A Christimulus miracle, and a year-end interview
Welcome to “Not Pretty, Not Rich” — a newsletter about money and the economy.
This will also be the last issue for the year!
It’s Wednesday, December 23, 2020, and here’s the rundown:
A new stimulus package
An interview with Habekah Cannon
Revisiting some old holiday articles
Numbers and links
The big news this week: A new stimulus package
One big thing: Congress agreed to a $900 billion stimulus package. This is really the most impactful and relevant thing to talk about this week. While I do think that this deserves its own issue of NPNR, I simply don’t have the time to put it together this week, so I’ll instead just outline the most important pieces.
Here is a link to the actual language of the bill — which is passing along with a $1.4 trillion spending bill to keep the government operating. It’s 5,593 pages long. But as far as the stimulus stuff goes, here’s a summary you can skim via The Washington Post.
And Here’s the meat:
A $600 stimulus check per individual, including adults and children, up to a threshold (nothing if you earned more than $99,000 last year).
An extension on unemployment benefits of up to $300 per week that could last through March.
Extension of the unemployment benefits program for gig workers and freelancers.
$284 billion for the PPP program.
An extension on the eviction moratorium until the end of January, and $25 billion in aid for renters.
There is more to it, but this is these are the quick-and-dirty details. More is sure to come to light soon.
As for my initial thoughts:
Though this helps us avoid a post-Christmas disaster, it’s altogether pretty pathetic, given what so many people in this country are facing.
A one-time, $600 payment isn’t going to do much for most households. Especially while we’re simultaneously handing out $1.4 billion in aid to the Catholic Church and $3.65 million to the president and his son-in-law’s businesses.
The fact that this took nine months to hammer out is an embarrassment.
This is a Band-Aid when we need a cast. I’d assume that the Biden administration is going to be in for a hell of a fight to get more stimulus funds in months to come — something this very newsletter has addressed in the past.

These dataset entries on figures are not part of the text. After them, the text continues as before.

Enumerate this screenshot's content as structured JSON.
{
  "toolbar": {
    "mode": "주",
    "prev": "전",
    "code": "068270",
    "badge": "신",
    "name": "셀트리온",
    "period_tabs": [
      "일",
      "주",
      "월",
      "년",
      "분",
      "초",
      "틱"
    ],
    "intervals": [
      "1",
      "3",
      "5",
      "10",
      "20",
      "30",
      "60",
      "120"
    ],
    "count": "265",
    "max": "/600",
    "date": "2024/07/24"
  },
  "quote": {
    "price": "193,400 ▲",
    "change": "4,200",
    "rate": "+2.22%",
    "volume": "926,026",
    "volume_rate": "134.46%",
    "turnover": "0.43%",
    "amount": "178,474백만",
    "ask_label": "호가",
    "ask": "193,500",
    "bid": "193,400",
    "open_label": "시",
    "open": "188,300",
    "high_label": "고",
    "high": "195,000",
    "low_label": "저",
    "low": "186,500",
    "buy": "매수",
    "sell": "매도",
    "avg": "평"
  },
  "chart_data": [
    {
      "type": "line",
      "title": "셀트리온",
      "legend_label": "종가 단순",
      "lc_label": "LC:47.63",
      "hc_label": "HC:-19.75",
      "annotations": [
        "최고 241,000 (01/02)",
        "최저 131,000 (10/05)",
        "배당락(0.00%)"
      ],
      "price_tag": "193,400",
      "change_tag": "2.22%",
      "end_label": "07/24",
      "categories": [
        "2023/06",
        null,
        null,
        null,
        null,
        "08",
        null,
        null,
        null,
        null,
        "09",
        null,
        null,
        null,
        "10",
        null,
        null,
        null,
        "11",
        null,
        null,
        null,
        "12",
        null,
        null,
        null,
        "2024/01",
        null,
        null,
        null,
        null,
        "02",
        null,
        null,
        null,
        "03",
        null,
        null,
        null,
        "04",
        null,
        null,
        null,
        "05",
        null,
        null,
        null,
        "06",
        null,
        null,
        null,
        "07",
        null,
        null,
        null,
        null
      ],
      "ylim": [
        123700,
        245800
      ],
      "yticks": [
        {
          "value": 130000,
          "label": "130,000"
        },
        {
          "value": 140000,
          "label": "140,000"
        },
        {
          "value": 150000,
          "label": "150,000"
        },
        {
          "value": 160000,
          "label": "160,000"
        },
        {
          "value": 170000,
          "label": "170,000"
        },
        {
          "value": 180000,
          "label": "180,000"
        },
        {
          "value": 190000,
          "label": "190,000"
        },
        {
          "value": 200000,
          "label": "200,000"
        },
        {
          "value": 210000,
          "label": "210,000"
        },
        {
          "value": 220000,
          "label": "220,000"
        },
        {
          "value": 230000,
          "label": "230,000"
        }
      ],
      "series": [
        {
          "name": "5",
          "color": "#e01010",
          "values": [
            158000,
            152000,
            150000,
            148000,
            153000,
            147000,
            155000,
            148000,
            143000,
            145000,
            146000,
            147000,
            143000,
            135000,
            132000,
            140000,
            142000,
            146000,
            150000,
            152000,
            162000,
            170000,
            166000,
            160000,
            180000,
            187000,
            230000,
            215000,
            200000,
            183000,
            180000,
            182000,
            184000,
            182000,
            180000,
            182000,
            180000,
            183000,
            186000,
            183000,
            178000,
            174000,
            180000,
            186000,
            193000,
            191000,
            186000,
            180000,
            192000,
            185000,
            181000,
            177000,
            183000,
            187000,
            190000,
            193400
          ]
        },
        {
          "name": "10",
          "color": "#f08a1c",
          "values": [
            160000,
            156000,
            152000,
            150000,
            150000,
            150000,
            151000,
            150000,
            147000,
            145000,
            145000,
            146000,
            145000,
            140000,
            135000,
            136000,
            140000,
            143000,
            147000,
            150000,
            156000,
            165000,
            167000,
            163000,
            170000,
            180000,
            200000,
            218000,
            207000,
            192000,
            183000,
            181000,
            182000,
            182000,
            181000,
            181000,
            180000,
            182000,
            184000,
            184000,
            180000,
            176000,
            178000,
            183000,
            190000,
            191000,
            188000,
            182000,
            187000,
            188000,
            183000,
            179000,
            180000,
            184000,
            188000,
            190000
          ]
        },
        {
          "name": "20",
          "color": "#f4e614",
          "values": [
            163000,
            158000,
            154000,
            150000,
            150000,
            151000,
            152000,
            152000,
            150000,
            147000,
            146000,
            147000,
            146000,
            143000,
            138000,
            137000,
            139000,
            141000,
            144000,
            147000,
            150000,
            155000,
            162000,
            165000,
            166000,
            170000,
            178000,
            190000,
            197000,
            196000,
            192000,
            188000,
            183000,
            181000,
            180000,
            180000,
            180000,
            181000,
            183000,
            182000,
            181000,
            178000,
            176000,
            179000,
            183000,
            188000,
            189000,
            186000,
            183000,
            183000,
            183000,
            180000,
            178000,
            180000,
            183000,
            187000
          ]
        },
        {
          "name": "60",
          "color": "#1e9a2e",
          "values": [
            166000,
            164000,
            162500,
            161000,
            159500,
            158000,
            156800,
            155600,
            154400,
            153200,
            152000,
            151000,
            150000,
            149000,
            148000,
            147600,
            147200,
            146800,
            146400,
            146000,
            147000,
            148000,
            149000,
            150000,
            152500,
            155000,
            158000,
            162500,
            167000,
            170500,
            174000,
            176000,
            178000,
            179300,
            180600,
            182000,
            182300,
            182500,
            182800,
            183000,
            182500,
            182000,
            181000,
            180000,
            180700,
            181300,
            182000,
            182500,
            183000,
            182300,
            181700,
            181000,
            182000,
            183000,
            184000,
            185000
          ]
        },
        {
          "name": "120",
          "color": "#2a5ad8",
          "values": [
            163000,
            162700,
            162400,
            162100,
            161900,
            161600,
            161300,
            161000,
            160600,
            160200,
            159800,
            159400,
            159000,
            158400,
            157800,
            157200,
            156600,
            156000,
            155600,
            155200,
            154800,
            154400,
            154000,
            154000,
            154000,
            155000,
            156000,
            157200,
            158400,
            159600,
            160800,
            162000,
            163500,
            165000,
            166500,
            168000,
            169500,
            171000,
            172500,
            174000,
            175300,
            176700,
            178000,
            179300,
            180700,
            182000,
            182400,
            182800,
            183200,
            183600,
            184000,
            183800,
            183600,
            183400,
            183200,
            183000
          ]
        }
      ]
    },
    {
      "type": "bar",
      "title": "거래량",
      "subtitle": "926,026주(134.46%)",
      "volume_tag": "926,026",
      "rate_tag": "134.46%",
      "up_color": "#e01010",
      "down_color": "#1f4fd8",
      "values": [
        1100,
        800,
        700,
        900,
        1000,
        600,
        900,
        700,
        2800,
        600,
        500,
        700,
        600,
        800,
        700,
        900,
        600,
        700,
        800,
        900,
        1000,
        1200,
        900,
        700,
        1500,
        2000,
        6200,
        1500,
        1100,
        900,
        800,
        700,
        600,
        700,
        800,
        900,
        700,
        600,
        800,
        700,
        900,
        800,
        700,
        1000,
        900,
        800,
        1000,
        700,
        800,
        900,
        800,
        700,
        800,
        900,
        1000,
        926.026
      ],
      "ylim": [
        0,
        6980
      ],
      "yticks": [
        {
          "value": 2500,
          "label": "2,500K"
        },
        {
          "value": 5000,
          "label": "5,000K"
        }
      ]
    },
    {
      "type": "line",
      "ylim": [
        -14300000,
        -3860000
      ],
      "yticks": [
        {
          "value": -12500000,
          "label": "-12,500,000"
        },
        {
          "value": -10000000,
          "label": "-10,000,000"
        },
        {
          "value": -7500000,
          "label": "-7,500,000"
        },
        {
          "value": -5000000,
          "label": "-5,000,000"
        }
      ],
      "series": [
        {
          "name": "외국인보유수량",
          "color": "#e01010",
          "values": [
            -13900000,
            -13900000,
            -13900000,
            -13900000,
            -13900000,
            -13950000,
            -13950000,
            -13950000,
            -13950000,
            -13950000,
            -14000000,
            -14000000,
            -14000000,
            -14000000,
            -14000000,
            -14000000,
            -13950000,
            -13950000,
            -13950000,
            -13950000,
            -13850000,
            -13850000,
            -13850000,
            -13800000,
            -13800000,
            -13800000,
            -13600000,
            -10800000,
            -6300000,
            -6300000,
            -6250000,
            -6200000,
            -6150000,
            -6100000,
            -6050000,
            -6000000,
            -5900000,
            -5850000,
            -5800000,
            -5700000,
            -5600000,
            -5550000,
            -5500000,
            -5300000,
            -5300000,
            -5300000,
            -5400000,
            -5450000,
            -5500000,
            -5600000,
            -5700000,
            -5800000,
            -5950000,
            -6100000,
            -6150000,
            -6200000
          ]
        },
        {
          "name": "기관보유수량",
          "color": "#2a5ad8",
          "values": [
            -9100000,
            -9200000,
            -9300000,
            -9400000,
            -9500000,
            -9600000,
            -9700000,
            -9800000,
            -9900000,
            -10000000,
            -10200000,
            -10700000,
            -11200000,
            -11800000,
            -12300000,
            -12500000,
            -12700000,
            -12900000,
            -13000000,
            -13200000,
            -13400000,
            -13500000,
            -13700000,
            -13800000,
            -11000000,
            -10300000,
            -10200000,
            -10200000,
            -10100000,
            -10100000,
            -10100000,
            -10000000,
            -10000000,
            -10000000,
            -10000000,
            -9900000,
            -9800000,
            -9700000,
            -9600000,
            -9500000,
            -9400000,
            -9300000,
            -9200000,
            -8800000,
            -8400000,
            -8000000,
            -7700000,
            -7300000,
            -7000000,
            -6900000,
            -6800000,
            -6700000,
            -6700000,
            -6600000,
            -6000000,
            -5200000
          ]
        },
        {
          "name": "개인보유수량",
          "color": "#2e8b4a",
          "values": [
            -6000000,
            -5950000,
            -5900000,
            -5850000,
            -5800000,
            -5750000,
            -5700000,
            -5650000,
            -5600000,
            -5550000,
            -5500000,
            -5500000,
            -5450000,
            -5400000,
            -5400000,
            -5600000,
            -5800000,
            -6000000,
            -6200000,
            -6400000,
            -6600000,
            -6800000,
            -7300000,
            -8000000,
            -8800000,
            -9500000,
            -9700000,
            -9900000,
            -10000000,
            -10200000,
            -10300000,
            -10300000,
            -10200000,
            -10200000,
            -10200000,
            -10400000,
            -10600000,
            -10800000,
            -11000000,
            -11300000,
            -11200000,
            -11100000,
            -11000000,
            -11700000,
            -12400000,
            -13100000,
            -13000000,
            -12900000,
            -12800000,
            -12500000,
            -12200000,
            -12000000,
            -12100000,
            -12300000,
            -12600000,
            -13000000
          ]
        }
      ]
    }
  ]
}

And this is all contingent on Trump actually signing the bill, which he has threatened to veto. So stay tuned.
An interview with lawyer Habekah Cannon
Habekah Cannon is starting a law firm from scratch and is out to make a difference.
The following is an interview I recently conducted with Habekah Cannon. Cannon is 27 years old and lives in Charlotte, North Carolina. She caught my attention when I saw something she had posted on Twitter about starting her own law firm — something that I thought was very much in the spirit of this newsletter.
As it turns out, Cannon had been working as a public defender (a thankless and necessary job) and was fired from her position as a result of her taking part in the Black Lives Matter protests this summer.
I appreciate that Cannon is doing something extremely difficult: She had to accept a career setback, decide that she wanted to fix some serious issues she sees in society and is creating a way to do it — all on her own, and from scratch. For that reason, I reached out to her to see if she’d be up for talking about it.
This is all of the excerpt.